Este livro tem como escopo defender a concessão de plena autonomia aos grandes vendedores. Nenhuma empresa terá sucesso nessa área se pretender dirigir os passos dos seus melhores vendedores. Esse tipo de profissional não aceita coleiras. Além disso, traz um sinopse biográfica de alguns vendedores, expoentes de uma classe — importantíssima — que move o mundo e marca época.

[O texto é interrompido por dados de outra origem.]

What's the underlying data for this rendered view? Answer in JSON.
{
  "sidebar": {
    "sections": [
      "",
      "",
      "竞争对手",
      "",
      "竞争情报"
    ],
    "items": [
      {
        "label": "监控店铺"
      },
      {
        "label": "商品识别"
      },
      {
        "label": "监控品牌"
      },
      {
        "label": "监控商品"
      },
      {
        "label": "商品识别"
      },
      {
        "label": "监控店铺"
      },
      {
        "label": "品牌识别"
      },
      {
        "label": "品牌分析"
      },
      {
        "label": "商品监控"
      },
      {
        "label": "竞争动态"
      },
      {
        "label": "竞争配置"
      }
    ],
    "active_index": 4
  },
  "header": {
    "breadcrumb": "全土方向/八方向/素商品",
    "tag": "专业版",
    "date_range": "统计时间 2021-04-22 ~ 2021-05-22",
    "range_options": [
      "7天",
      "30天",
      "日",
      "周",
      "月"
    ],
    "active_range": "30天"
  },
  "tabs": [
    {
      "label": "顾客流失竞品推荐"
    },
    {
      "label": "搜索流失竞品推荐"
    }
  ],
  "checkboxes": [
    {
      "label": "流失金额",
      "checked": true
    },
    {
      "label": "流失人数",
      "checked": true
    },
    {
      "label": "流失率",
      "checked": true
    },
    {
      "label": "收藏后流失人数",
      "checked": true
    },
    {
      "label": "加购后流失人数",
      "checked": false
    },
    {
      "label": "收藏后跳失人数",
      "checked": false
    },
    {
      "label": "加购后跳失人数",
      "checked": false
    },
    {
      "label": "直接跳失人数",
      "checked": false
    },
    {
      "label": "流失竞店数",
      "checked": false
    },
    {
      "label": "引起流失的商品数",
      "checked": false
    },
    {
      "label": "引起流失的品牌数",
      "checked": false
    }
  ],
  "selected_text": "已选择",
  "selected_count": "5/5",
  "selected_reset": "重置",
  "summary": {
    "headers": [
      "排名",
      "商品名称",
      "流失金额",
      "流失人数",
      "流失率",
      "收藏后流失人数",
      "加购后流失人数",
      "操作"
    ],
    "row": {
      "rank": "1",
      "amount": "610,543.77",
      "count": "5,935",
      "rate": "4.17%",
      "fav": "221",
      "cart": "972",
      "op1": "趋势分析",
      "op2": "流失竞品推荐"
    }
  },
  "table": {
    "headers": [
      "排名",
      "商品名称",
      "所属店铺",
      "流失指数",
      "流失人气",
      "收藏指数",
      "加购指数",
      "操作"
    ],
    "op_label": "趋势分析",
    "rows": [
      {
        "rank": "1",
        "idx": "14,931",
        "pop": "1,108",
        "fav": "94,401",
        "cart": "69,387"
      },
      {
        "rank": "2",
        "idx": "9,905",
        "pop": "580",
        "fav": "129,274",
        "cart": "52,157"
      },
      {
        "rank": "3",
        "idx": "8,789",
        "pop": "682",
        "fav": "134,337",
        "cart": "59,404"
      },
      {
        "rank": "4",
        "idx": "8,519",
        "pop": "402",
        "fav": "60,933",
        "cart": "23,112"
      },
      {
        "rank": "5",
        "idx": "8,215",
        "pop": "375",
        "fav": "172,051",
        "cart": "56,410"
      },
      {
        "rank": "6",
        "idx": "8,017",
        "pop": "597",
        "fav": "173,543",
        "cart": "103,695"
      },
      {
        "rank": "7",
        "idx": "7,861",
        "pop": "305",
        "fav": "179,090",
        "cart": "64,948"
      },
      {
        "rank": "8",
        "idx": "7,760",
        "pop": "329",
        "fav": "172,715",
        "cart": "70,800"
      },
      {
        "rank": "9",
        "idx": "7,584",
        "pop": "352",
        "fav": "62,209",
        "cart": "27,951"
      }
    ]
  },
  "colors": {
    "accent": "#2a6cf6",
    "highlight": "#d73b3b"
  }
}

Capa do livro que será lançado em Janeiro de 2017.
Dê um click na imagem e veja detalhes do livro no site www.CooperativadeTrabalho.com


Solidão a Mil — 400 páginas — mostra aspectos da biografia do autor, dos anos 1995 a 2010, período em que morou no Guarujá, bem como ensaios poéticos sobre amor e liberdade. O primeiro capítulo pode ser lido AQUI. O volume 002, que contempla os acontecimentos posteriores a 2010, além de ensaios filosóficos mais recentes, será lançado em Abril de 2017.


O livro Mude foi editado pela Pandabooks, tem 96 páginas ilustradas e prefácio escrito por Antonio Abujamra. Contém o poema Mude — que já foi texto de um Comercial da Fiat, feito pela agência Leo Burnett. Também já foi gravado por Pedro Bial na faixa 4 do CD Filtro Solar, lançado em 2003.



Este livro foi originalmente publicado em 1998, pela Editora Filosoft, com 160 páginas, com o título de Manual da Separação. Era o primeiro blog de papel lançado no Brasil. Foi lançado na Rádio CBN, no programa do Miguel Dias, com o inesquecível apoio do Heródoto Barbeiro. Nesta reedição, mantivemos o que antes havia, e acrescentamos 90 páginas de textos mais recentes, quase sempre provindos do meu blog Mude, e retornamos o título para Beijos no Céu da Boca. Mas, é preciso, antes de tudo, fazer uma importante ressalva: se você é uma pessoa ciumenta, poderá não gostar deste livro. Melhor nem comprar. Contudo, se algum ciumento anda te oprimindo, ou te aporrinhando, eu sugiro que você compre um exemplar e lhe faça um duplo presente: ele ficará mais saudável, e certamente mais interessante. E você até poderá tê-lo de volta ao círculo dos teus amores — e ao rol dos seres humanos.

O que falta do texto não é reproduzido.